He wanted to see the Baltic States bombarded with toxic waste. He brawled in parliament. He encouraged Vladimir Putin to declare himself tsar. Vladimir Zhirinovsky, one of the most grotesque fixtures in Russian politics for over thirty years, is dead. It is the end of an era – and good riddance.
The 75-year-old died in a Moscow hospital of Covid, despite by his own account, having had eight vaccinations. Even in death, he is surrounded by a cloud of hyperbole and mythology.
Although never personally close to Putin, he nonetheless played a crucial role in the emergence of the debauched pseudo-democracy that has characterised the past twenty years. Indeed, in some ways Zhirinovsky died just as he had won: the invasion of Ukraine marks Putin’s final descent into the kind of ethno-nationalist imperialism that ‘Zhirik’ had so long advocated.
Back in 1989, as Mikhail Gorbachev was opening up the Soviet system, Zhirinovsky co-founded the Liberal Democratic party of the Soviet Union with Vladimir Bogachev. He was never one to play well with others, though. Within a few months, they fell out. Bogachev sought to have Zhirinovsky expelled on the – not unlikely – claim that he had links to the KGB. But Zhirik was a bare-knuckled political infighter; soon it was Bogachev who was out instead.

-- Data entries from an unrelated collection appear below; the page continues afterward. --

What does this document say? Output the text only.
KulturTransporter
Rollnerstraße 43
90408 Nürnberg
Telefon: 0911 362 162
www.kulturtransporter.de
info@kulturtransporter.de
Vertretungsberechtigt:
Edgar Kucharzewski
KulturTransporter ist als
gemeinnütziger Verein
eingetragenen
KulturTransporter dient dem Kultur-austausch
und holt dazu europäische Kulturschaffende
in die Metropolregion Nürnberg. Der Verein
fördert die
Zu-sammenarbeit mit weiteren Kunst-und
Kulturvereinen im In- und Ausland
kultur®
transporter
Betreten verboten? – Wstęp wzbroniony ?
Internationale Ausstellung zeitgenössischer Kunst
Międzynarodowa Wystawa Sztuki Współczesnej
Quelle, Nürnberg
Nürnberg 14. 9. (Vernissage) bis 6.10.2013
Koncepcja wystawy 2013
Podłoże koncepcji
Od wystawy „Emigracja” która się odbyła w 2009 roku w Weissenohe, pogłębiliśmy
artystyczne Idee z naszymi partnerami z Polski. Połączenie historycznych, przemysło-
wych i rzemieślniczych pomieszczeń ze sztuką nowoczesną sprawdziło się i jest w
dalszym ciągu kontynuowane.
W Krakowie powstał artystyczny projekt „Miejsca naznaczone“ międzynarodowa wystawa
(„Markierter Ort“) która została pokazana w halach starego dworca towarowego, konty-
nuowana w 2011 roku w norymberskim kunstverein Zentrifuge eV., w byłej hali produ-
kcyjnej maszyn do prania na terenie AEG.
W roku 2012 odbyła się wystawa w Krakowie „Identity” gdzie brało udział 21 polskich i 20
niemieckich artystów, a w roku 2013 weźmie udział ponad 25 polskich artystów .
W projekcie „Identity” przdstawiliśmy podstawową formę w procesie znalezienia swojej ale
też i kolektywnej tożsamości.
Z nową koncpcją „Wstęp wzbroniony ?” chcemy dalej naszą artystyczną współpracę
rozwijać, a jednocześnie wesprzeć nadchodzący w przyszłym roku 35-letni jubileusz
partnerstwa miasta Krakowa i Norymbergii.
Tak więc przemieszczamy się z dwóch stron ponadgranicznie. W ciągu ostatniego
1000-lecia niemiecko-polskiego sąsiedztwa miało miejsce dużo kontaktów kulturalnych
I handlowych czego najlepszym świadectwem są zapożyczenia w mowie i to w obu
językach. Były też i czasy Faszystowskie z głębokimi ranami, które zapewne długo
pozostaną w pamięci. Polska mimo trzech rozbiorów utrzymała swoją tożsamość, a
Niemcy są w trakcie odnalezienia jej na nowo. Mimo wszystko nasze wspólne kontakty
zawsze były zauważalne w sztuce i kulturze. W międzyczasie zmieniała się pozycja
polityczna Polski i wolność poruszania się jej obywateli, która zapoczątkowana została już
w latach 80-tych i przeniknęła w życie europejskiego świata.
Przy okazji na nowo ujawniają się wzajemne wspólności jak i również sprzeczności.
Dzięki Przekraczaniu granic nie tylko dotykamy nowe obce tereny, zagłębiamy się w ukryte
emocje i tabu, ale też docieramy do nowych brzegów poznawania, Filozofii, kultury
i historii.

What would later be renamed the Liberal Democrat party of Russia (LDPR) was, of course, neither liberal nor democratic. In the 1990s it looked briefly as if its brand of populism and racism might take Zhirinovsky all the way to power. Instead he seemed relegated to the role of perennial also-ran.
However, he had managed to find a niche for himself with his colourful rhetoric, thuggishly flamboyant style and willingness to say things everyone else considered unsayable. For many, he was a clownish figure, but this was part of his cunning. He used his depressingly undeniable talent for demagoguery to make ultra-nationalist and racist ideas not so much cool as comical.
Zhirinovsky expounded a dangerous and divisive narrative that combined a sense of national victimhood and imperialism in a way that looked less threatening because of the way he projected them. For the 2012 presidential elections, Zhirinovsky ran a bizarre election broadcast that managed at once to combine animal cruelty and nationalism, comparing Russia to a donkey that needed to be beaten to make it move. I remember a liberal, pro-Western friend chortling at it, unable or unwilling to see Zhirinovsky – who came third in the poll – as in any way serious.
Yet he was. When Putin came to power, he set to building an essentially theatrical facsimile of genuine democracy, It was crucial to have fake opposition parties who could give the appearance of pluralism while never actually challenging the regime.
Zhirinovsky wholeheartedly embraced this role. Whenever the Communists looked as if they were taking their role as an opposition party a little too seriously, as a counter-weight, the LDPR suddenly seemed to receive more media attention and money to buy publicity.
The game was not only to be a fake opposition; it was also to be such an unpleasant one as to make Putin and his United Russia bloc look wholesome by comparison. Zhirik and his gang of racists, careerists and mystic nationalists did sterling work in this respect.
The LDPR, after all, was little more than a personal vehicle for Zhirinovsky, and beyond a broad commitment to a strong and assertive Russia, it had no coherent policy platform. Instead, it offered a grab-bag of populist policies to the voters and a storefront selling businesspeople political status and immunities from prosecution for cash.
In the process, he and his family reportedly accumulated undeclared property worth more than £100 million. But while Zhirinovsky was helping himself, he was also helping Putin by doing so in such a gratuitously obvious manner that it helped normalise a sense in the Russian public that all democracy is a sham and that no one is clean.
Sadly, though, Zhirik may have had the last laugh. Through his career, he espoused the worst kind of nativist, nationalist, racist, sexist and often anti-Semitic conspiracy theories. He advocated brutal authoritarian measures and violent imperialism abroad. While there are differences in detail between his erratic populism and the kind of ethno-nationalism manifest in Putin’s invasion of Ukraine, and the president has not reached for the tsar’s crown, today’s Russia is closer to Zhirinovsky’s ideals than ever.